Order and chaos in politics


in Canada, Law, Politics

It has often been pointed out that order and chaos are one of the more important dichotomies in the universe, with time inevitably breaking things apart into senseless fragments and living things often working to produce order and meaning in themselves and in the world around them.

While it may seem as though order is the supreme goal of politics (perhaps especially in Canada, where “peace, order, and good government” is the credo), people forget that unadulterated order produces rigid structures that shatter when struck or strained. When conditions remain constant, a society that has become rigidly ordered can contiue to function, though it usually starts getting sapped and weakened by the self-interested agents who run it.

When conditions change – however – the vital importance of chaos in politics is revealed. Faced with something new, we need to improvise. We need the organs within society that can handle improvisation – that can perceive the possibilities of a new world, try new strategies for dealing with them, evaluate how those strategies are doing, and carry on with this process of evaluation and experimentation. These organs of improvisation include art, and they include the everpresent contest between the different locuses of power that well-designed societies always include. The civil service spars with politicians; the courts assert their role in interpreting the law and applying constitutional principles; academics try to affect policy; companies try to buy politicians (and some politicians try to be bought!); voters punish incompetence or reward the ability to inspire; civil society groups wax and wane in influence, and change their programs of action.

Just as the 20th century involved change of a magnitude and complexity that defied anticipation, it seems fair to expect the 21st century to have a similar dynamic quality. We are going to need our improvisational abilility and the mechanisms of chaos that keep societies from becoming frozen and immobile. That’s not to say we can or should throw everything away. The reason why the balance of power works as a way of keeping government effective is because the different organs have comprehensible purposes and identities which they perpetuate through time. (Canada’s Supreme Court means something as an institution, as does Health Canada and the CBC and the University of British Columbia.) Similarly, reaching back into our own history is a way to identify strategies that could help us. Historians as well as artists can be organs of improvisation.
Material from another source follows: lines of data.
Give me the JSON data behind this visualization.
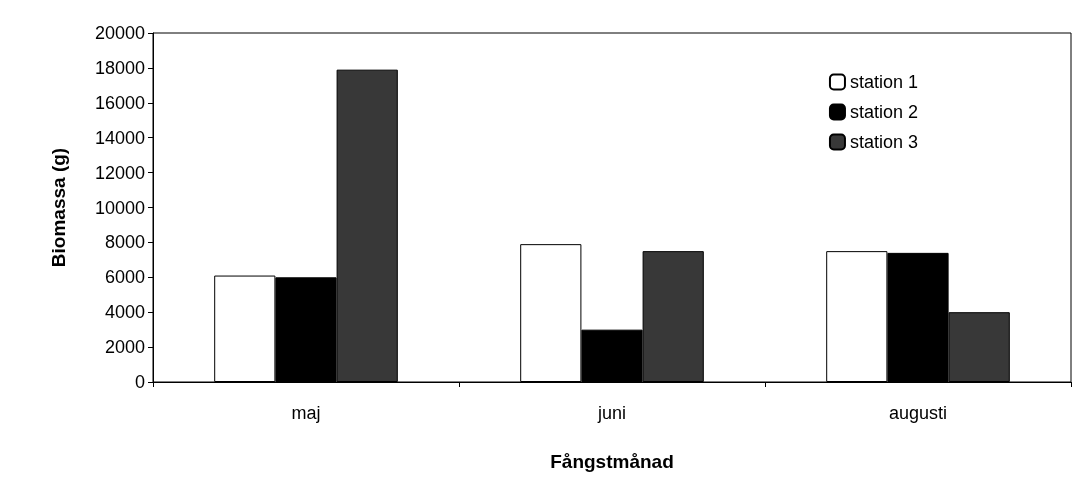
{
  "chart_data": {
    "type": "bar",
    "xlabel": "Fångstmånad",
    "ylabel": "Biomassa (g)",
    "categories": [
      "maj",
      "juni",
      "augusti"
    ],
    "series": [
      {
        "name": "station 1",
        "color": "#ffffff",
        "values": [
          6100,
          7900,
          7500
        ]
      },
      {
        "name": "station 2",
        "color": "#000000",
        "values": [
          6000,
          3000,
          7400
        ]
      },
      {
        "name": "station 3",
        "color": "#383838",
        "values": [
          17900,
          7500,
          4000
        ]
      }
    ],
    "ylim": [
      0,
      20000
    ],
    "yticks": [
      0,
      2000,
      4000,
      6000,
      8000,
      10000,
      12000,
      14000,
      16000,
      18000,
      20000
    ],
    "grid": false,
    "legend": "top right"
  }
}
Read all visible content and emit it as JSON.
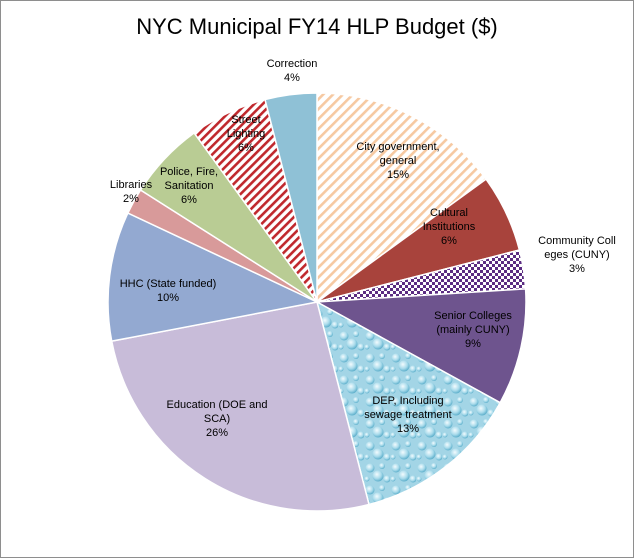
{
  "chart_data": {
    "type": "pie",
    "title": "NYC Municipal FY14 HLP Budget ($)",
    "slices": [
      {
        "label": [
          "City government,",
          "general"
        ],
        "pct": "15%",
        "value": 15,
        "color": "#f4b183",
        "fill": "hatch-orange"
      },
      {
        "label": [
          "Cultural",
          "Institutions"
        ],
        "pct": "6%",
        "value": 6,
        "color": "#a8433c",
        "fill": "solid"
      },
      {
        "label": [
          "Community  Coll",
          "eges (CUNY)"
        ],
        "pct": "3%",
        "value": 3,
        "color": "#5b2c82",
        "fill": "checker"
      },
      {
        "label": [
          "Senior Colleges",
          "(mainly CUNY)"
        ],
        "pct": "9%",
        "value": 9,
        "color": "#6e548e",
        "fill": "solid"
      },
      {
        "label": [
          "DEP, Including",
          "sewage treatment"
        ],
        "pct": "13%",
        "value": 13,
        "color": "#a7d7e8",
        "fill": "water"
      },
      {
        "label": [
          "Education (DOE and",
          "SCA)"
        ],
        "pct": "26%",
        "value": 26,
        "color": "#c8bcd9",
        "fill": "solid"
      },
      {
        "label": [
          "HHC (State funded)"
        ],
        "pct": "10%",
        "value": 10,
        "color": "#93a9d1",
        "fill": "solid"
      },
      {
        "label": [
          "Libraries"
        ],
        "pct": "2%",
        "value": 2,
        "color": "#d89a9a",
        "fill": "solid"
      },
      {
        "label": [
          "Police, Fire,",
          "Sanitation"
        ],
        "pct": "6%",
        "value": 6,
        "color": "#b9cc94",
        "fill": "solid"
      },
      {
        "label": [
          "Street",
          "Lighting"
        ],
        "pct": "6%",
        "value": 6,
        "color": "#c0282d",
        "fill": "hatch-red"
      },
      {
        "label": [
          "Correction"
        ],
        "pct": "4%",
        "value": 4,
        "color": "#8fc1d6",
        "fill": "solid"
      }
    ]
  }
}
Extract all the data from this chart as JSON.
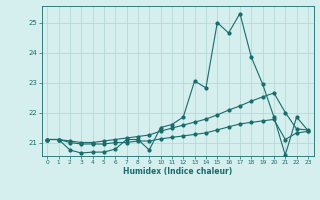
{
  "title": "",
  "xlabel": "Humidex (Indice chaleur)",
  "bg_color": "#d5efef",
  "grid_color": "#b8d8d8",
  "line_color": "#1a6b6b",
  "xlim": [
    -0.5,
    23.5
  ],
  "ylim": [
    20.55,
    25.55
  ],
  "yticks": [
    21,
    22,
    23,
    24,
    25
  ],
  "xticks": [
    0,
    1,
    2,
    3,
    4,
    5,
    6,
    7,
    8,
    9,
    10,
    11,
    12,
    13,
    14,
    15,
    16,
    17,
    18,
    19,
    20,
    21,
    22,
    23
  ],
  "line1": [
    21.1,
    21.1,
    20.75,
    20.65,
    20.68,
    20.68,
    20.78,
    21.1,
    21.1,
    20.75,
    21.5,
    21.6,
    21.85,
    23.05,
    22.82,
    25.0,
    24.65,
    25.3,
    23.85,
    22.95,
    21.85,
    20.58,
    21.85,
    21.4
  ],
  "line2": [
    21.1,
    21.1,
    21.05,
    21.0,
    21.0,
    21.05,
    21.1,
    21.15,
    21.2,
    21.25,
    21.38,
    21.48,
    21.58,
    21.68,
    21.78,
    21.92,
    22.08,
    22.22,
    22.38,
    22.52,
    22.65,
    22.0,
    21.45,
    21.42
  ],
  "line3": [
    21.1,
    21.1,
    21.0,
    20.95,
    20.95,
    20.95,
    21.0,
    21.0,
    21.05,
    21.05,
    21.12,
    21.17,
    21.22,
    21.27,
    21.32,
    21.42,
    21.52,
    21.62,
    21.67,
    21.72,
    21.77,
    21.1,
    21.32,
    21.37
  ]
}
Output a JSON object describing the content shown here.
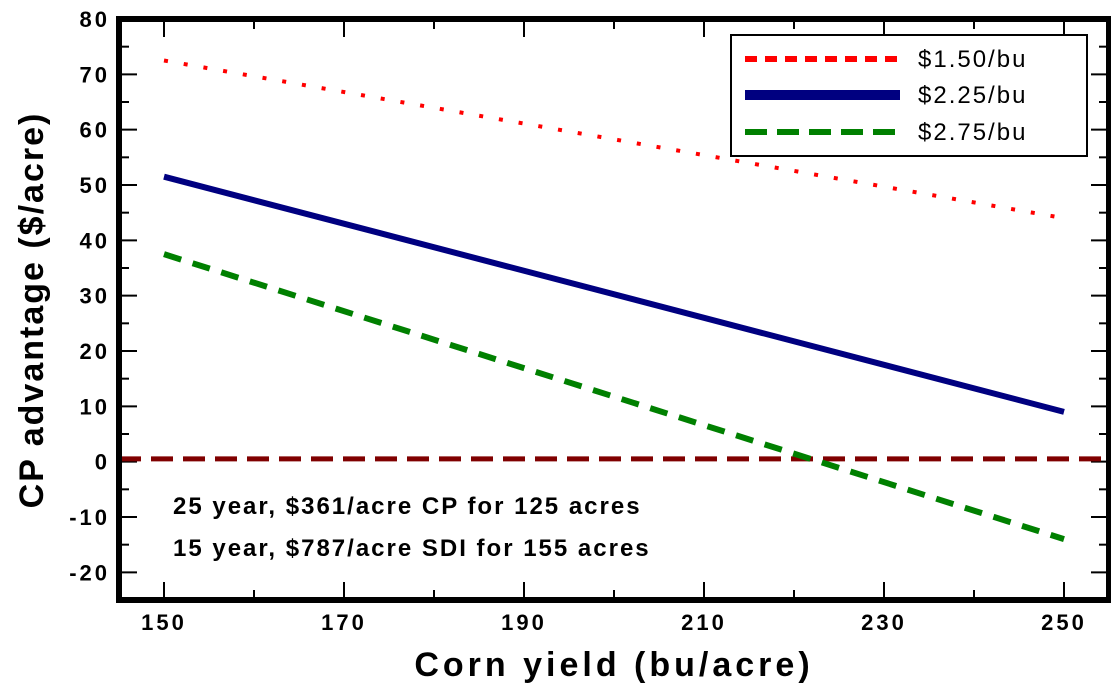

All told, I don’t much like where the world is heading. I think our leaders are mostly a mix of the seriously deluded and those who are primarily in it for themselves. I don’t think global society is effectively applying the knowledge it possesses about the world and, to a considerable degree, we are being carried in a dangerous direction by the momentum of selfish and short-sighted choices. If there is hope for the future, it is that creative forces of chaos can disrupt the most damaging patterns of behaviour humanity has developed. That process is necessarily messy and it isn’t clear while it is happening whether things are being made better, worse, or just less familiar. Still, if we are going to make it to 2100 and beyond, we can’t keep doing what we’re doing now.

{ 2 comments… read them below or add one }

anonymous June 1, 2012 at 6:45 pm

I suppose groups like Anonymous and Wikileaks are part of the chaos? Sometimes constructive, often destructive.

. June 2, 2012 at 5:25 pm

Canada’s national archives being dismantled and scattered

The Canadian government is slowly doing away with Canada’s ability to access its own history.

Library and Archives Canada’s collection is being decentralized and scattered across the country, often to private institutions, which will limit access, making research difficult or next impossible. It should be noted that Daniel Caron, the new National Archivist hired in 2009, doesn’t even have a background in library nor archives but, a background in economics.

“The changes and cuts are being justified by reference to digitization. A generous estimate is only 4% of the LAC collection has been digitized to date — a poor record that will be made worse by the cuts announced on April 30, 2012, which reduced digitization staff by 50%.”